LEBANON - Lebanese Prime Minister Sa'ad Hariri warned that the Lebanese government would officially back the Hizbullah terrorists in the event of another war with Israel and claimed that the Jewish State was threatening both Lebanon and Syria.
EUROPE - The problems facing Greece are just the beginning. The countries belonging to Europe's common currency zone are drifting further and further apart, and national bankruptcies are a distinct possibility. Brussels is faced with a number of choices, none of them good.
WASHINGTON, USA - A paralyzed US capital braced for a second winter storm to hit in less than a week, closing down Congress, keeping federal workers home and even rescheduling a White House concert.

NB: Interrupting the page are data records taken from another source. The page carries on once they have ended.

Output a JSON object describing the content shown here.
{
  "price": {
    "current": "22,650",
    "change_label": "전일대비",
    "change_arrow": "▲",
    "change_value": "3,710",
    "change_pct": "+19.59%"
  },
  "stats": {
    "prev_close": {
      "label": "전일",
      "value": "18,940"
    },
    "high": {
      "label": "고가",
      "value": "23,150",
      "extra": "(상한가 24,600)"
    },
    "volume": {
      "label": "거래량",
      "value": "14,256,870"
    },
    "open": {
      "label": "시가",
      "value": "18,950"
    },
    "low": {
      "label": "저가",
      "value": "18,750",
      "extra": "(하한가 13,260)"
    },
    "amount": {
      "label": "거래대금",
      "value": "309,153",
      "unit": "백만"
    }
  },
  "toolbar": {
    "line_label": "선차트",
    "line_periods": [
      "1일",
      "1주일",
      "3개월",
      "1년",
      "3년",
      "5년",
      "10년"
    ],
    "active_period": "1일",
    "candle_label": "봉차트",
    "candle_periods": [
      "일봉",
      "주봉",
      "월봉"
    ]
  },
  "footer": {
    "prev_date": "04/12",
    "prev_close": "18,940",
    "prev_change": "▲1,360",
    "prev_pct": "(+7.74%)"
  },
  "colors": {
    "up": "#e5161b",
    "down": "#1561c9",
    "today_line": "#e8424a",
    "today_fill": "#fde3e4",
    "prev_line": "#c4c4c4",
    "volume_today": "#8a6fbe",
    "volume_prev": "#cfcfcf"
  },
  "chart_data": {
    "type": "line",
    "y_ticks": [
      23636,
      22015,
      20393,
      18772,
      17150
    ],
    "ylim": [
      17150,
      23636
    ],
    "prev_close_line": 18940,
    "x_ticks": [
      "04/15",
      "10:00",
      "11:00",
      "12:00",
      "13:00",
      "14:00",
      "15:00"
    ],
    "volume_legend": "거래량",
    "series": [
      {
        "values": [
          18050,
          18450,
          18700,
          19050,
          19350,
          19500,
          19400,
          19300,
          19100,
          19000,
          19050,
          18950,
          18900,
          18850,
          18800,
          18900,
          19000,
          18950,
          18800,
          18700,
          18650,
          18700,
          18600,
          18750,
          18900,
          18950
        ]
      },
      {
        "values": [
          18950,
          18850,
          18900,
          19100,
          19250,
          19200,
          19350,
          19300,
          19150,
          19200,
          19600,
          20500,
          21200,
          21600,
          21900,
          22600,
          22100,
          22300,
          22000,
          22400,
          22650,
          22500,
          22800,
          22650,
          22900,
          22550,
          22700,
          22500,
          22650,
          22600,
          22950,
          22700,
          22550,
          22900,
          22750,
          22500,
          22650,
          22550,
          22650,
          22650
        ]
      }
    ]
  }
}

JAPAN - Honda has added 437,700 cars, mainly in North America, to its existing global safety recall over airbag inflation problems. The fresh blow to Japanese carmakers came as Toyota recalled nearly half a million hybrid cars over faulty brakes.
UK - Researchers say the Sun is awakening after a period of low activity, which does not bode well for a world ever more dependent on satellite navigation. The Sun's irregular activity can wreak havoc with the weak sat-nav signals we use.
USA - Traders and hedge funds are making record bets against the euro, underlining the mounting alarm over the region's debt crisis. Market players have bet almost 5 billion pounds that the value of the currency will fall against the US dollar, the largest 'short position' since it was launched.